Despite his successes, Shea told New Times in a phone interview that whoever takes his place will oversee an important time for the office, including a number of challenges that would impact the incoming D.A.’s first term, which is set to begin Jan. 6, 2015. Namely, he said, the court is beginning to implement a new case management system, which seeks to better link the court and the different law enforcement agencies across the county.
“If we can be effective in that, it would be a great link between all the agencies,” Shea said.
In 2004, California voters passed Proposition 69, the DNA Fingerprint, Unsolved Crime, and Innocence Protection Act, which promises to expand the state’s DNA database in an effort to reduce the number of local “cold cases.”
“We’ve got to be ready for those,” Shea said.
Lastly, members of the D.A.’s Office currently participate in a number of other local and state agencies to combat what Shea called “out-of-county” gangs that operate locally.
“I still see that as one of the major issues we have to deal with,” Shea added.
Since his inaugural term, he’s run unopposed in every election. Asked about the timing of the announcement that he wouldn’t run again in June 2014, Shea said he had anticipated staying for at least one more term, but personal family matters caused him to rethink that decision. He said he made the announcement now in order to allow prospective candidates to begin planning campaigns.

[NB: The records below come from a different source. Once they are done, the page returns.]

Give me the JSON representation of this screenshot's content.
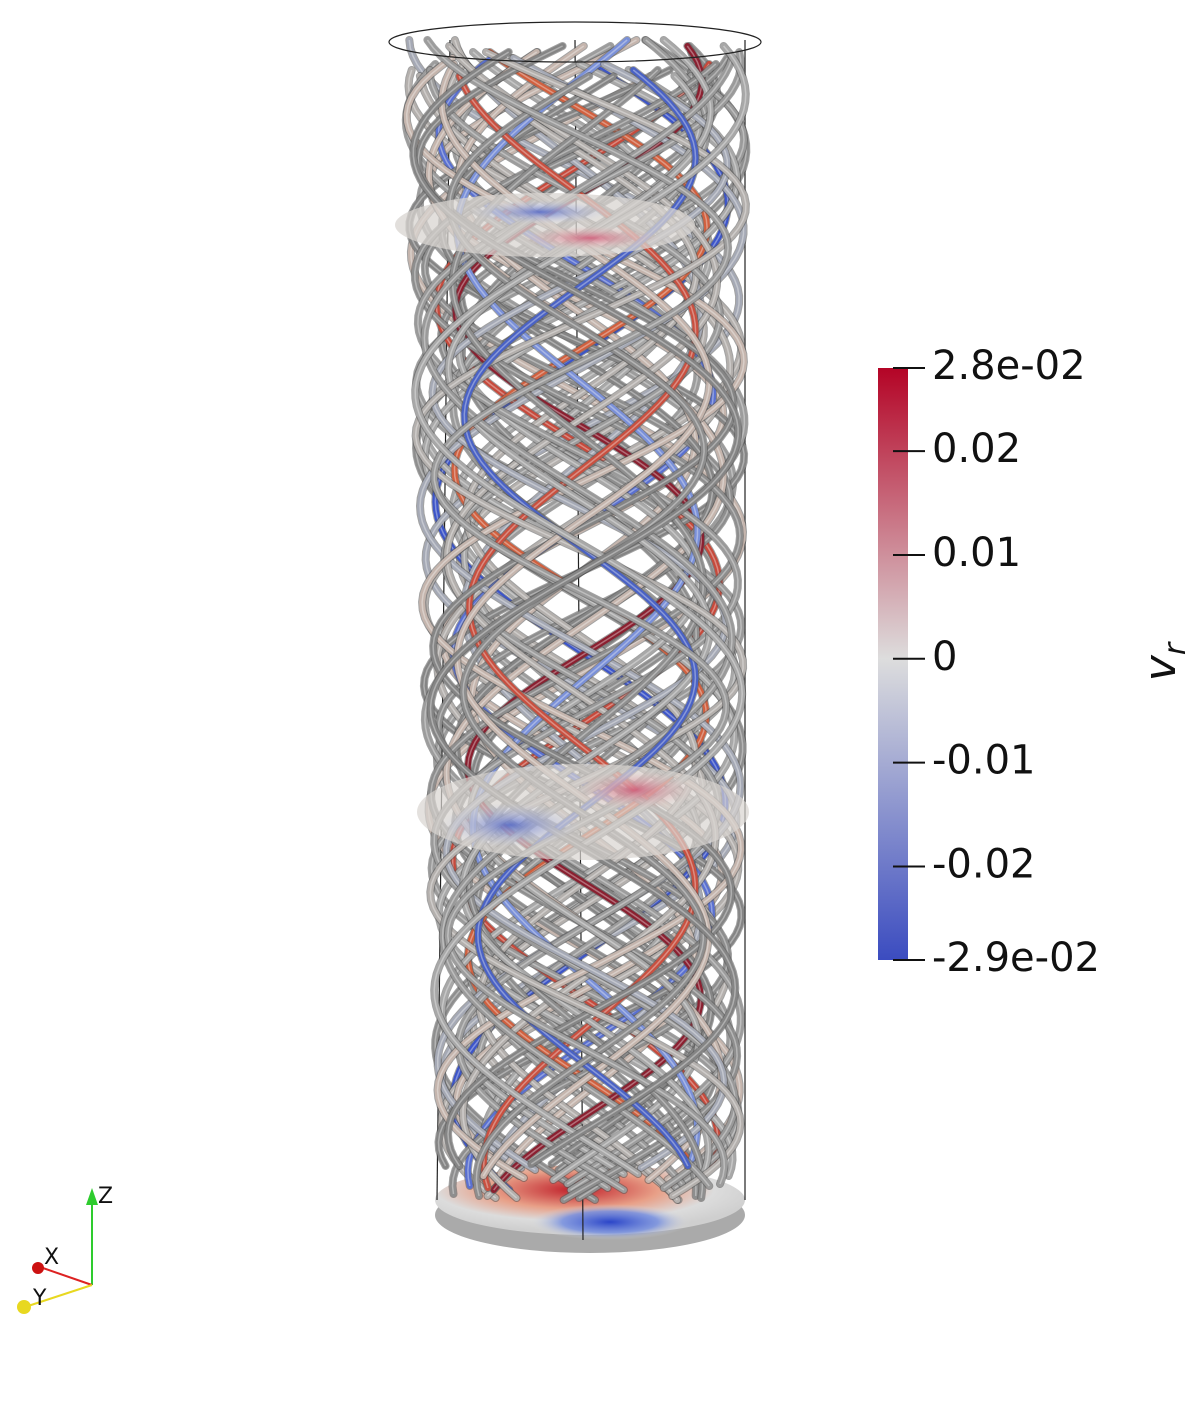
{
  "colorbar": {
    "title": "v",
    "title_subscript": "r",
    "range": [
      -0.029,
      0.028
    ],
    "ticks": [
      {
        "value": 0.028,
        "label": "2.8e-02"
      },
      0.02,
      0.01,
      0,
      -0.01,
      -0.02,
      {
        "value": -0.029,
        "label": "-2.9e-02"
      }
    ]
  },
  "orientation_axes": {
    "z": "Z",
    "x": "X",
    "y": "Y"
  }
}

“I will entrust the stewardship of the office to the next D.A.,” he said.
The same day, Deputy D.A. Dan Dow announced his intention to run for the office. Dow couldn’t be reached for comment as of press time, but according to his LinkedIn profile, he’s been with the SLO County D.A.’s Office since December 2007 following two years with the Riverside D.A.’s Office, and three years in sales with Sun Microsystems and Acer. According to his profile, he also has six years experience as a linguist with the U.S. Army and seven years as legal counsel for the California Army National Guard.
The filing deadline for the June ballot is March 7.